Elizabeth tossed her hair. ‘Oh! I even bore myself sometimes. The problem is, I haven’t swum for six weeks now and it always makes me feel quite cuckoo.’
I took her arm in mine, laughing. ‘Cuckoo? You? Never!’
‘Anyway, we’ll get you to see your girls, May,’ she said, suddenly restored to her old self-confident self. ‘We will find a way.’
And I believed her. I always did.
Things I adore about Louis
His diplomacy/tact!
The way he kisses me.
His blue eyes and those eyelashes.
His mouth.
His jowls! He doesn’t like them, but I do!
His shoulders. Broad.
His long legs.
His impeccable manners.
His calm temperament.
His kindness. I have never known kindness like it.
His constancy. He is trust-worthy. He always wants the best for me.
41
Back, back, back to France. Back to the frozen mud plains, back to hell. My mood was lower than ever. Perhaps this was the place where I fitted best. Perhaps this was the only place I belonged now. Where I had once felt full of purpose, I now felt crushed by limitations. How I missed my girls. I had left the presents outside the house – who knew if they’d get them? It was the first Christmas I had not spent with them. I wrote to them every day. Nothing came from them.
* * *
We had more terrible news: Matron’s husband was killed.
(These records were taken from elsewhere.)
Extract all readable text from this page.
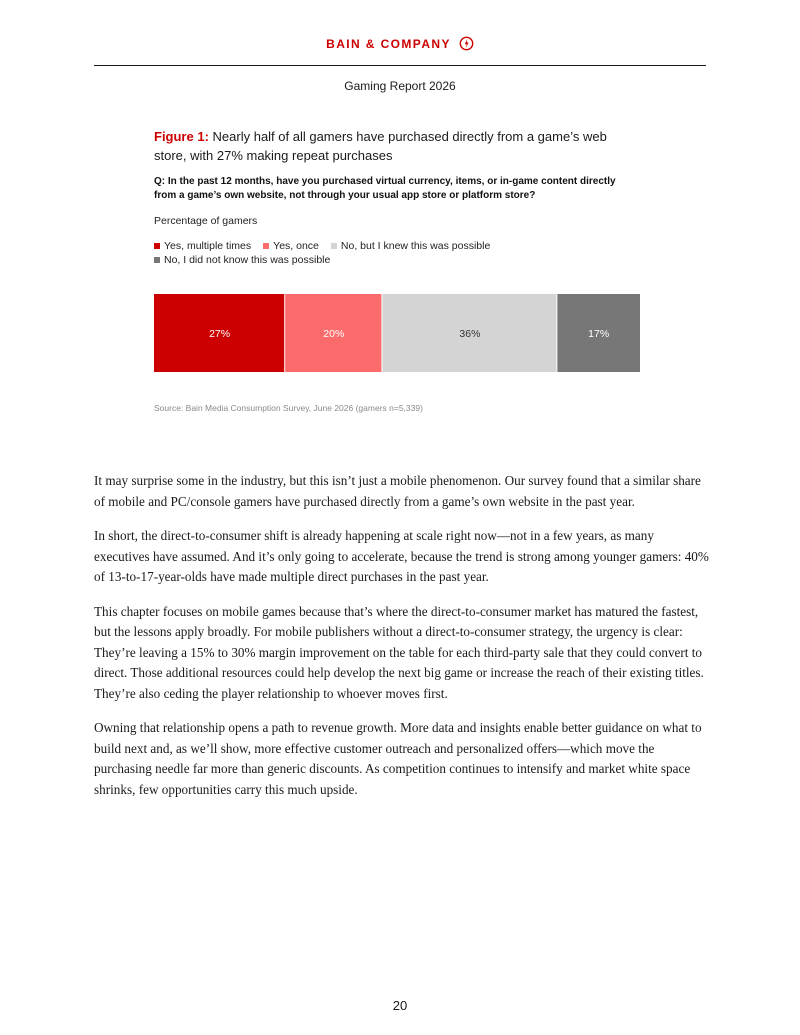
BAIN & COMPANY
Gaming Report 2026

Figure 1: Nearly half of all gamers have purchased directly from a game’s web store, with 27% making repeat purchases

Q: In the past 12 months, have you purchased virtual currency, items, or in-game content directly from a game’s own website, not through your usual app store or platform store?
Percentage of gamers
Yes, multiple times Yes, once No, but I knew this was possible
No, I did not know this was possible
27%	20%	36%	17%
Source: Bain Media Consumption Survey, June 2026 (gamers n=5,339)

It may surprise some in the industry, but this isn’t just a mobile phenomenon. Our survey found that a similar share of mobile and PC/console gamers have purchased directly from a game’s own website in the past year.

In short, the direct-to-consumer shift is already happening at scale right now—not in a few years, as many executives have assumed. And it’s only going to accelerate, because the trend is strong among younger gamers: 40% of 13-to-17-year-olds have made multiple direct purchases in the past year.

This chapter focuses on mobile games because that’s where the direct-to-consumer market has matured the fastest, but the lessons apply broadly. For mobile publishers without a direct-to-consumer strategy, the urgency is clear: They’re leaving a 15% to 30% margin improvement on the table for each third-party sale that they could convert to direct. Those additional resources could help develop the next big game or increase the reach of their existing titles. They’re also ceding the player relationship to whoever moves first.

Owning that relationship opens a path to revenue growth. More data and insights enable better guidance on what to build next and, as we’ll show, more effective customer outreach and personalized offers—which move the purchasing needle far more than generic discounts. As competition continues to intensify and market white space shrinks, few opportunities carry this much upside.

20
It was Kitty who told me. ‘May, something sad has happened.’
Matron was writing a letter when I ran into our tent. I knew she wouldn’t look to me for comfort, but we were room-mates after all. Who else was there? We mightn’t always see eye to eye, but this, this, I felt I could help her with.
‘I’m so sorry, Matron.’
She ignored me. The only way I knew she had heard was because she hesitated just for one moment before she lowered her pen into the ink.